Sports history enshrines many its greatest moments with simple titles. The Drive. The Catch. The Immaculate Reception. It’s fair to say that the pantheon should make room for a moment that occurred off-the-field: The Guarantee. In 1969, New York Jets star quarterback Joe Namath boldly proclaimed that his team would beat the heavily-favored Baltimore Colts in Super Bowl III. Three days later, on January 12, they did just that.
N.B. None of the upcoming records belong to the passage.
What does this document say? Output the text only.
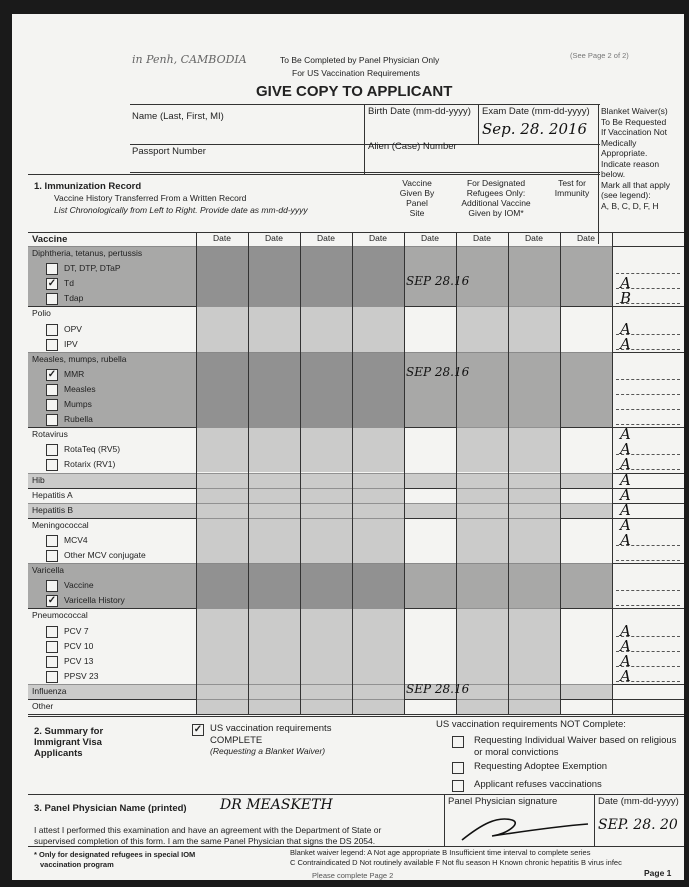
in Penh, CAMBODIA	To Be Completed by Panel Physician Only
For US Vaccination Requirements
(See Page 2 of 2)
GIVE COPY TO APPLICANT
Name (Last, First, MI)	Birth Date (mm-dd-yyyy) Exam Date (mm-dd-yyyy)
Sep. 28. 2016
Passport Number	Alien (Case) Number
Blanket Waiver(s)
To Be Requested
If Vaccination Not
Medically
Appropriate.
Indicate reason
below.
Mark all that apply
(see legend):
A, B, C, D, F, H
1. Immunization Record
Vaccine History Transferred From a Written Record
List Chronologically from Left to Right. Provide date as mm-dd-yyyy
Vaccine
Given By
Panel
Site
For Designated
Refugees Only:
Additional Vaccine
Given by IOM*
Test for
Immunity
Vaccine	Date	Date	Date	Date	Date	Date	Date	Date
Diphtheria, tetanus, pertussis
DT, DTP, DTaP
✓ Td	SEP 28.16	A
Tdap	B
Polio
OPV	A
IPV	A
Measles, mumps, rubella
✓ MMR	SEP 28.16
Measles
Mumps
Rubella
Rotavirus	A
RotaTeq (RV5)	A
Rotarix (RV1)	A
Hib	A
Hepatitis A	A
Hepatitis B	A
Meningococcal	A
MCV4	A
Other MCV conjugate
Varicella
Vaccine
✓ Varicella History
Pneumococcal
PCV 7	A
PCV 10	A
PCV 13	A
PPSV 23	A
Influenza	SEP 28.16
Other
2. Summary for
Immigrant Visa
Applicants
✓ US vaccination requirements
COMPLETE
(Requesting a Blanket Waiver)
US vaccination requirements NOT Complete:
Requesting Individual Waiver based on religious
or moral convictions
Requesting Adoptee Exemption
Applicant refuses vaccinations
3. Panel Physician Name (printed) DR MEASKETH	Panel Physician signature	Date (mm-dd-yyyy)
SEP. 28. 20
I attest I performed this examination and have an agreement with the Department of State or
supervised completion of this form. I am the same Panel Physician that signs the DS 2054.
* Only for designated refugees in special IOM
vaccination program
Blanket waiver legend: A Not age appropriate B Insufficient time interval to complete series
C Contraindicated D Not routinely available F Not flu season H Known chronic hepatitis B virus infec
Page 1
Please complete Page 2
The Colts had already won two championships in the 1950s, prior to the championship game getting the updated title of the Super Bowl. Coincidentally, the coach of those two winning teams had been Webb Ewbank; this time, he’d be on the opposite side, coaching the Jets. The Colts finished the regular season with a 13-1 record; the Jets went 11-3. On paper, both teams had considerable strengths; though the Jets had a powerful offense, the Colts had the best defense in the league, allowing only 144 total points against them for the entire season.
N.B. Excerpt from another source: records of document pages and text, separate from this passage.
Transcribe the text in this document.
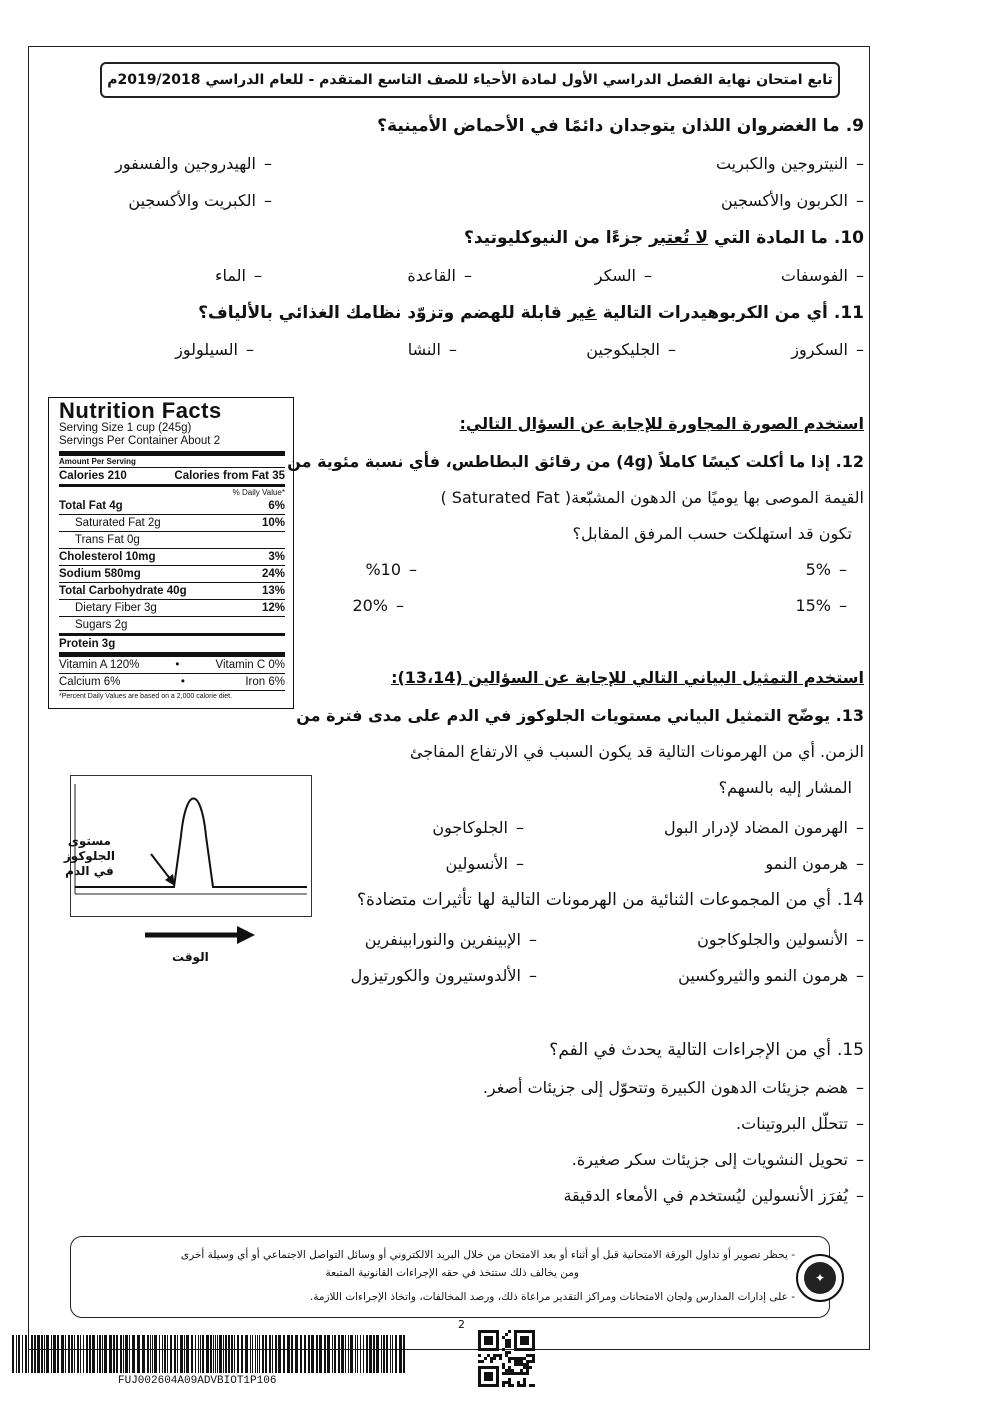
تابع امتحان نهاية الفصل الدراسي الأول لمادة الأحياء للصف التاسع المتقدم - للعام الدراسي 2019/2018م
9.ما الغضروان اللذان يتوجدان دائمًا في الأحماض الأمينية؟
–النيتروجين والكبريت
–الهيدروجين والفسفور
–الكربون والأكسجين
–الكبريت والأكسجين
10.ما المادة التي لا تُعتبر جزءًا من النيوكليوتيد؟
–الفوسفات
–السكر
–القاعدة
–الماء
11.أي من الكربوهيدرات التالية غير قابلة للهضم وتزوّد نظامك الغذائي بالألياف؟
–السكروز
–الجليكوجين
–النشا
–السيلولوز
Nutrition Facts
Serving Size 1 cup (245g)
Servings Per Container About 2
Amount Per Serving
Calories 210	Calories from Fat 35
% Daily Value*
Total Fat 4g	6%
Saturated Fat 2g	10%
Trans Fat 0g
Cholesterol 10mg	3%
Sodium 580mg	24%
Total Carbohydrate 40g	13%
Dietary Fiber 3g	12%
Sugars 2g
Protein 3g
Vitamin A 120%	•	Vitamin C 0%
Calcium 6%	•	Iron 6%
*Percent Daily Values are based on a 2,000 calorie diet.
استخدم الصورة المجاورة للإجابة عن السؤال التالي:
12. إذا ما أكلت كيسًا كاملاً (4g) من رقائق البطاطس، فأي نسبة مئوية من
القيمة الموصى بها يوميًا من الدهون المشبّعة( Saturated Fat )
تكون قد استهلكت حسب المرفق المقابل؟
–5%
–%10
–15%
–20%
استخدم التمثيل البياني التالي للإجابة عن السؤالين (13،14):
13. يوضّح التمثيل البياني مستويات الجلوكوز في الدم على مدى فترة من
الزمن. أي من الهرمونات التالية قد يكون السبب في الارتفاع المفاجئ
المشار إليه بالسهم؟
–الهرمون المضاد لإدرار البول
–الجلوكاجون
–هرمون النمو
–الأنسولين
مستوى
الجلوكوز
في الدم
الوقت
14.أي من المجموعات الثنائية من الهرمونات التالية لها تأثيرات متضادة؟
–الأنسولين والجلوكاجون
–الإبينفرين والنورابينفرين
–هرمون النمو والثيروكسين
–الألدوستيرون والكورتيزول
15.أي من الإجراءات التالية يحدث في الفم؟
–هضم جزيئات الدهون الكبيرة وتتحوّل إلى جزيئات أصغر.
–تتحلّل البروتينات.
–تحويل النشويات إلى جزيئات سكر صغيرة.
–يُفرَز الأنسولين ليُستخدم في الأمعاء الدقيقة
- يحظر تصوير أو تداول الورقة الامتحانية قبل أو أثناء أو بعد الامتحان من خلال البريد الالكتروني أو وسائل التواصل الاجتماعي أو أي وسيلة أخرى
ومن يخالف ذلك ستتخذ في حقه الإجراءات القانونية المتبعة
- على إدارات المدارس ولجان الامتحانات ومراكز التقدير مراعاة ذلك، ورصد المخالفات، واتخاذ الإجراءات اللازمة.
✦
2
FUJ002604A09ADVBIOT1P106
Namath’s prediction came during an appearance at the Miami Touchdown Club. With a loud Colts fan heckling him in the crowd, Namath spontaneously responded with, “We’re gonna win the game. I guarantee it.” Of course, the real test would come on the field.
Super Bowl III is available in full on YouTube, courtesy of the NFL’s official channel.
Though it might not have been the most exciting game ever played, it was certainly a sterling exemplar of field control on the part of the Jets. They held the Colts scoreless through the first three quarters, picking off MVP quarterback Earl Morrall three times; in the fourth, injured Colts legend Johnny Unitas came off the bench and led his team to their only touchdown. By the final whistle, it was Jets over Colts, 16-7.
Many guarantees have been made by players since. Some have even been fulfilled. But this one lives on. Perhaps it’s because it was inspired by the human moment of Namath attempting to silence a skeptic. Perhaps it’s because an underdog defied the odds. Whatever the case, the Namath Guarantee continues to be a touchstone of pop culture and part of the lore of one of the most consistently popular sports in America.